Standard population genetic theory supports a liquid genome metaphor. In the balance between mutation and selection, each population settles into a state in which the most fit genotype is always surrounded by a sizable swarm of mutant genotypes buzzing around the best genotype (8), so much so that the concept of wild-type becomes meaningless. Variation is the name of the game. Only the amount of variation depends, in a continuous manner, on the relative strength of stabilizing selection, genetic drift, and mutation. Well, not exactly, according to the report by Waxman and Peck (1), which shows that there is a complexity limit beyond which genes can freeze into a fixed state and where the swarm of genetic variation suddenly disappears like fog in the sun. In the Waxman-Peck model, the complexity limit is reached once the genes affect more than two characters that are under simultaneous stabilizing selection.
To be precise, this freezing phenomenon has been described before (9), but it was seen as an arcane result of mathematical population genetics of uncertain significance and familiar to only a very few specialists. The significance of the present report is that Waxman and Peck have shown that this obscure property of mutation-selection equations has a connection to a generic property of organisms: complexity. Each gene has many effects and functions, each character is functionally connected to multiple others. Since this is the case, the freezing of genetic and phenotypic states is a necessary outcome, just as many organismal biologists have suspected for more than a century.

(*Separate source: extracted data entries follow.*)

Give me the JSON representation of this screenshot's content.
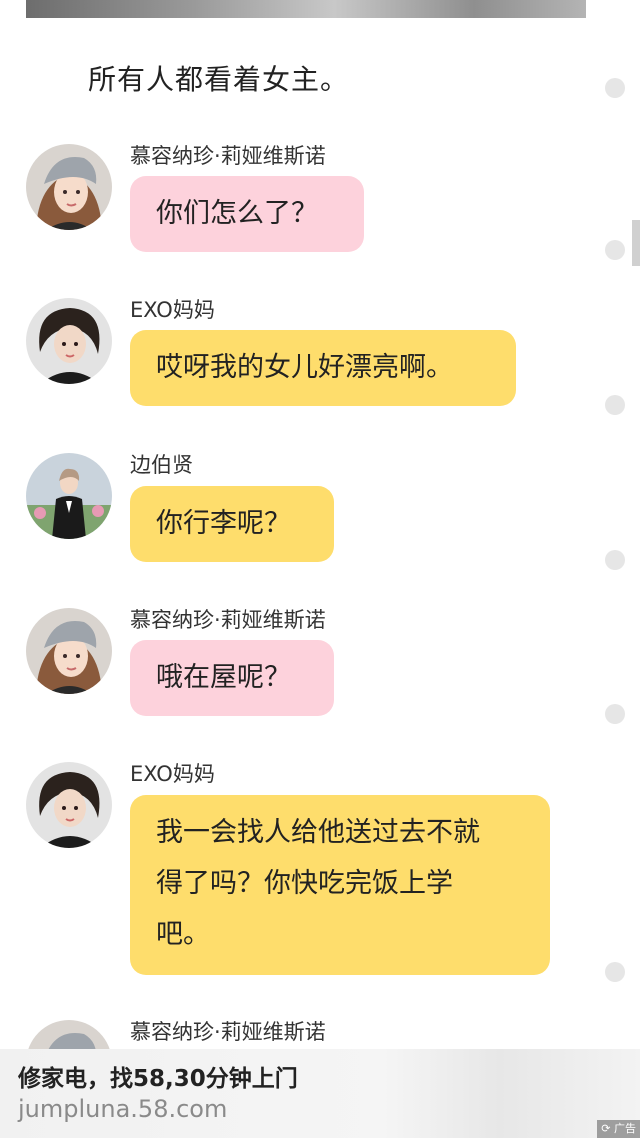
{
  "narration": "所有人都看着女主。",
  "colors": {
    "pink_bubble": "#fdd2dc",
    "yellow_bubble": "#fedd6c"
  },
  "messages": [
    {
      "sender": "慕容纳珍·莉娅维斯诺",
      "avatar_icon": "girl-grey-hat-avatar",
      "color": "pink",
      "lines": [
        "你们怎么了？"
      ]
    },
    {
      "sender": "EXO妈妈",
      "avatar_icon": "woman-short-hair-avatar",
      "color": "yellow",
      "lines": [
        "哎呀我的女儿好漂亮啊。"
      ]
    },
    {
      "sender": "边伯贤",
      "avatar_icon": "man-suit-avatar",
      "color": "yellow",
      "lines": [
        "你行李呢？"
      ]
    },
    {
      "sender": "慕容纳珍·莉娅维斯诺",
      "avatar_icon": "girl-grey-hat-avatar",
      "color": "pink",
      "lines": [
        "哦在屋呢？"
      ]
    },
    {
      "sender": "EXO妈妈",
      "avatar_icon": "woman-short-hair-avatar",
      "color": "yellow",
      "lines": [
        "我一会找人给他送过去不就",
        "得了吗？你快吃完饭上学",
        "吧。"
      ]
    },
    {
      "sender": "慕容纳珍·莉娅维斯诺",
      "avatar_icon": "girl-grey-hat-avatar"
    }
  ],
  "ad": {
    "title": "修家电，找58,30分钟上门",
    "url": "jumpluna.58.com",
    "badge": "广告",
    "badge_icon": "refresh-icon"
  }
}
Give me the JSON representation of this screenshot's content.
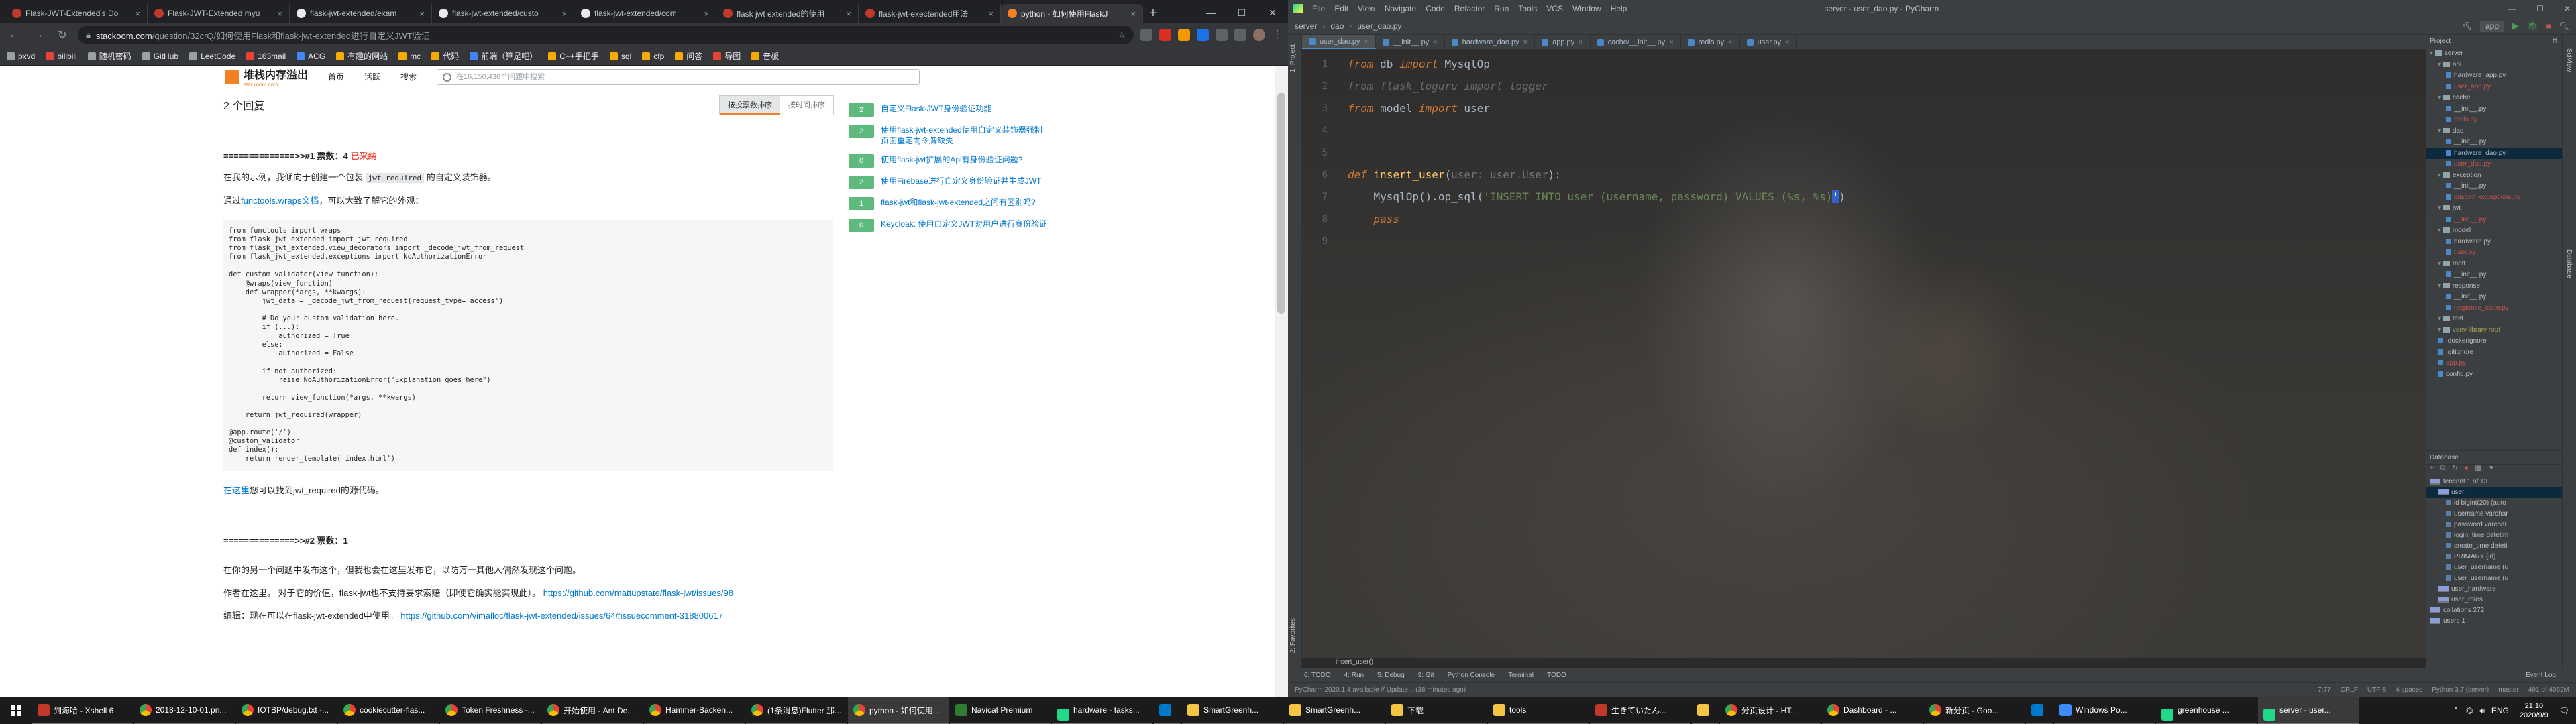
{
  "browser": {
    "tabs": [
      {
        "title": "Flask-JWT-Extended's Do",
        "icon": "red"
      },
      {
        "title": "Flask-JWT-Extended myu",
        "icon": "red"
      },
      {
        "title": "flask-jwt-extended/exam",
        "icon": "gh"
      },
      {
        "title": "flask-jwt-extended/custo",
        "icon": "gh"
      },
      {
        "title": "flask-jwt-extended/com",
        "icon": "gh"
      },
      {
        "title": "flask jwt extended的使用",
        "icon": "red"
      },
      {
        "title": "flask-jwt-exectended用法",
        "icon": "red"
      },
      {
        "title": "python - 如何使用FlaskJ",
        "icon": "so",
        "active": true
      }
    ],
    "url_domain": "stackoom.com",
    "url_path": "/question/32crQ/如何使用Flask和flask-jwt-extended进行自定义JWT验证",
    "bookmarks": [
      "pxvd",
      "bilibili",
      "随机密码",
      "GitHub",
      "LeetCode",
      "163mail",
      "ACG",
      "有趣的网站",
      "mc",
      "代码",
      "前端（算是吧）",
      "C++手把手",
      "sql",
      "cfp",
      "问答",
      "导图",
      "音板"
    ]
  },
  "site": {
    "logo_title": "堆栈内存溢出",
    "logo_sub": "stackoom.com",
    "nav": [
      "首页",
      "活跃",
      "搜索"
    ],
    "search_placeholder": "在16,150,436个问题中搜索"
  },
  "question": {
    "answer_count": "2 个回复",
    "sort_tabs": [
      "按投票数排序",
      "按时间排序"
    ],
    "answer1_heading": "==============>>#1 票数：4",
    "answer1_accepted": "已采纳",
    "a1_p1_pre": "在我的示例，我倾向于创建一个包装",
    "a1_p1_code": "jwt_required",
    "a1_p1_post": "的自定义装饰器。",
    "a1_p2_pre": "通过",
    "a1_p2_link": "functools.wraps文档",
    "a1_p2_post": "，可以大致了解它的外观：",
    "code_block": "from functools import wraps\nfrom flask_jwt_extended import jwt_required\nfrom flask_jwt_extended.view_decorators import _decode_jwt_from_request\nfrom flask_jwt_extended.exceptions import NoAuthorizationError\n\ndef custom_validator(view_function):\n    @wraps(view_function)\n    def wrapper(*args, **kwargs):\n        jwt_data = _decode_jwt_from_request(request_type='access')\n\n        # Do your custom validation here.\n        if (...):\n            authorized = True\n        else:\n            authorized = False\n\n        if not authorized:\n            raise NoAuthorizationError(\"Explanation goes here\")\n\n        return view_function(*args, **kwargs)\n\n    return jwt_required(wrapper)\n\n@app.route('/')\n@custom_validator\ndef index():\n    return render_template('index.html')",
    "a1_p3_link": "在这里",
    "a1_p3_post": "您可以找到jwt_required的源代码。",
    "answer2_heading": "==============>>#2 票数：1",
    "a2_p1": "在你的另一个问题中发布这个，但我也会在这里发布它，以防万一其他人偶然发现这个问题。",
    "a2_p2_pre": "作者在这里。 对于它的价值，flask-jwt也不支持要求索赔（即使它确实能实现此）。",
    "a2_p2_link": "https://github.com/mattupstate/flask-jwt/issues/98",
    "a2_p3_pre": "编辑：现在可以在flask-jwt-extended中使用。",
    "a2_p3_link": "https://github.com/vimalloc/flask-jwt-extended/issues/64#issuecomment-318800617"
  },
  "related": [
    {
      "score": "2",
      "title": "自定义Flask-JWT身份验证功能"
    },
    {
      "score": "2",
      "title": "使用flask-jwt-extended使用自定义装饰器强制页面重定向令牌缺失"
    },
    {
      "score": "0",
      "title": "使用flask-jwt扩展的Api有身份验证问题?"
    },
    {
      "score": "2",
      "title": "使用Firebase进行自定义身份验证并生成JWT"
    },
    {
      "score": "1",
      "title": "flask-jwt和flask-jwt-extended之间有区别吗?"
    },
    {
      "score": "0",
      "title": "Keycloak: 使用自定义JWT对用户进行身份验证"
    }
  ],
  "ide": {
    "menu": [
      "File",
      "Edit",
      "View",
      "Navigate",
      "Code",
      "Refactor",
      "Run",
      "Tools",
      "VCS",
      "Window",
      "Help"
    ],
    "window_title": "server - user_dao.py - PyCharm",
    "breadcrumbs": [
      "server",
      "dao",
      "user_dao.py"
    ],
    "run_config": "app",
    "editor_tabs": [
      "user_dao.py",
      "__init__.py",
      "hardware_dao.py",
      "app.py",
      "cache/__init__.py",
      "redis.py",
      "user.py"
    ],
    "active_tab": 0,
    "code_lines": [
      {
        "n": "1",
        "html": "<span class='kw'>from</span> db <span class='kw'>import</span> MysqlOp"
      },
      {
        "n": "2",
        "html": "<span class='dim'>from flask_loguru import logger</span>"
      },
      {
        "n": "3",
        "html": "<span class='kw'>from</span> model <span class='kw'>import</span> user"
      },
      {
        "n": "4",
        "html": ""
      },
      {
        "n": "5",
        "html": ""
      },
      {
        "n": "6",
        "html": "<span class='kw'>def</span> <span class='fn'>insert_user</span>(<span class='prm'>user: user.User</span>):"
      },
      {
        "n": "7",
        "html": "    MysqlOp().op_sql(<span class='str'>'INSERT INTO user (username, password) VALUES (%s, %s)</span><span class='cursor'>'</span>)"
      },
      {
        "n": "8",
        "html": "    <span class='kw'>pass</span>"
      },
      {
        "n": "9",
        "html": ""
      }
    ],
    "editor_breadcrumb": "insert_user()",
    "project_header": "Project",
    "project_tree": [
      {
        "t": "server",
        "d": 0,
        "k": "fd"
      },
      {
        "t": "api",
        "d": 1,
        "k": "fd"
      },
      {
        "t": "hardware_app.py",
        "d": 2,
        "k": "pf"
      },
      {
        "t": "user_app.py",
        "d": 2,
        "k": "pf",
        "c": "red"
      },
      {
        "t": "cache",
        "d": 1,
        "k": "fd"
      },
      {
        "t": "__init__.py",
        "d": 2,
        "k": "pf"
      },
      {
        "t": "redis.py",
        "d": 2,
        "k": "pf",
        "c": "red"
      },
      {
        "t": "dao",
        "d": 1,
        "k": "fd"
      },
      {
        "t": "__init__.py",
        "d": 2,
        "k": "pf"
      },
      {
        "t": "hardware_dao.py",
        "d": 2,
        "k": "pf",
        "sel": true
      },
      {
        "t": "user_dao.py",
        "d": 2,
        "k": "pf",
        "c": "red"
      },
      {
        "t": "exception",
        "d": 1,
        "k": "fd"
      },
      {
        "t": "__init__.py",
        "d": 2,
        "k": "pf"
      },
      {
        "t": "custom_exceptions.py",
        "d": 2,
        "k": "pf",
        "c": "red"
      },
      {
        "t": "jwt",
        "d": 1,
        "k": "fd"
      },
      {
        "t": "__init__.py",
        "d": 2,
        "k": "pf",
        "c": "red"
      },
      {
        "t": "model",
        "d": 1,
        "k": "fd"
      },
      {
        "t": "hardware.py",
        "d": 2,
        "k": "pf"
      },
      {
        "t": "user.py",
        "d": 2,
        "k": "pf",
        "c": "red"
      },
      {
        "t": "mqtt",
        "d": 1,
        "k": "fd"
      },
      {
        "t": "__init__.py",
        "d": 2,
        "k": "pf"
      },
      {
        "t": "response",
        "d": 1,
        "k": "fd"
      },
      {
        "t": "__init__.py",
        "d": 2,
        "k": "pf"
      },
      {
        "t": "response_code.py",
        "d": 2,
        "k": "pf",
        "c": "red"
      },
      {
        "t": "test",
        "d": 1,
        "k": "fd"
      },
      {
        "t": "venv  library root",
        "d": 1,
        "k": "fd",
        "c": "yel"
      },
      {
        "t": ".dockerignore",
        "d": 1,
        "k": "pf"
      },
      {
        "t": ".gitignore",
        "d": 1,
        "k": "pf"
      },
      {
        "t": "app.py",
        "d": 1,
        "k": "pf",
        "c": "red"
      },
      {
        "t": "config.py",
        "d": 1,
        "k": "pf"
      }
    ],
    "db_header": "Database",
    "db_tree": [
      {
        "t": "tencent  1 of 13",
        "d": 0,
        "k": "tb"
      },
      {
        "t": "user",
        "d": 1,
        "k": "tb",
        "sel": true
      },
      {
        "t": "id  bigint(20) (auto",
        "d": 2,
        "k": "co"
      },
      {
        "t": "username  varchar",
        "d": 2,
        "k": "co"
      },
      {
        "t": "password  varchar",
        "d": 2,
        "k": "co"
      },
      {
        "t": "login_time  datetim",
        "d": 2,
        "k": "co"
      },
      {
        "t": "create_time  dateti",
        "d": 2,
        "k": "co"
      },
      {
        "t": "PRIMARY  (id)",
        "d": 2,
        "k": "co"
      },
      {
        "t": "user_username  (u",
        "d": 2,
        "k": "co"
      },
      {
        "t": "user_username  (u",
        "d": 2,
        "k": "co"
      },
      {
        "t": "user_hardware",
        "d": 1,
        "k": "tb"
      },
      {
        "t": "user_roles",
        "d": 1,
        "k": "tb"
      },
      {
        "t": "collations  272",
        "d": 0,
        "k": "fd"
      },
      {
        "t": "users  1",
        "d": 0,
        "k": "fd"
      }
    ],
    "bottom_tools": [
      "6: TODO",
      "4: Run",
      "5: Debug",
      "9: Git",
      "Python Console",
      "Terminal",
      "TODO"
    ],
    "event_log": "Event Log",
    "status_left": "PyCharm 2020.1.4 available // Update... (38 minutes ago)",
    "status_right": [
      "7:77",
      "CRLF",
      "UTF-8",
      "4 spaces",
      "Python 3.7 (server)",
      "master",
      "491 of 4062M"
    ]
  },
  "taskbar": {
    "apps": [
      {
        "t": "到海哈 - Xshell 6",
        "ic": "x"
      },
      {
        "t": "2018-12-10-01.pn...",
        "ic": "ch"
      },
      {
        "t": "IOTBP/debug.txt -...",
        "ic": "ch"
      },
      {
        "t": "cookiecutter-flas...",
        "ic": "ch"
      },
      {
        "t": "Token Freshness -...",
        "ic": "ch"
      },
      {
        "t": "开始使用 - Ant De...",
        "ic": "ch"
      },
      {
        "t": "Hammer-Backen...",
        "ic": "ch"
      },
      {
        "t": "(1条消息)Flutter 那...",
        "ic": "ch"
      },
      {
        "t": "python - 如何使用...",
        "ic": "ch",
        "active": true
      },
      {
        "t": "Navicat Premium",
        "ic": "n"
      },
      {
        "t": "hardware - tasks...",
        "ic": "p"
      },
      {
        "t": "",
        "ic": "v"
      },
      {
        "t": "SmartGreenh...",
        "ic": "f"
      },
      {
        "t": "SmartGreenh...",
        "ic": "f"
      },
      {
        "t": "下载",
        "ic": "f"
      },
      {
        "t": "tools",
        "ic": "f"
      },
      {
        "t": "生きていたん...",
        "ic": "x"
      },
      {
        "t": "",
        "ic": "f"
      },
      {
        "t": "分页设计 - HT...",
        "ic": "ch"
      },
      {
        "t": "Dashboard - ...",
        "ic": "ch"
      },
      {
        "t": "新分页 - Goo...",
        "ic": "ch"
      },
      {
        "t": "",
        "ic": "v"
      },
      {
        "t": "Windows Po...",
        "ic": "w"
      },
      {
        "t": "greenhouse ...",
        "ic": "p"
      },
      {
        "t": "server - user...",
        "ic": "p",
        "active": true
      }
    ],
    "ime": "ENG",
    "time": "21:10",
    "date": "2020/9/9"
  }
}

This sounds great and simple, but nothing in science is ever really simple. There is always the question whether the models are producing artifacts rather than pointing to fundamental insights. There is also no definite empirical proof as to whether the Bauplan concept is a perceptual artifact or a real pattern. Both are empirical questions that need to be settled. What makes the result by Waxman and Peck nonetheless exciting is that new emergent phenomena can be discovered that are not obvious from the study of simple models. More complexity is not just more of the same, but can lead to qualitatively new phenomena. This has long been know to physicists, but there are only a handful of examples where "complexity effects" were described in population genetic models (10). These and the report by Waxman and Peck show the need to study the population genetic theory of complex adaptations as a separate problem.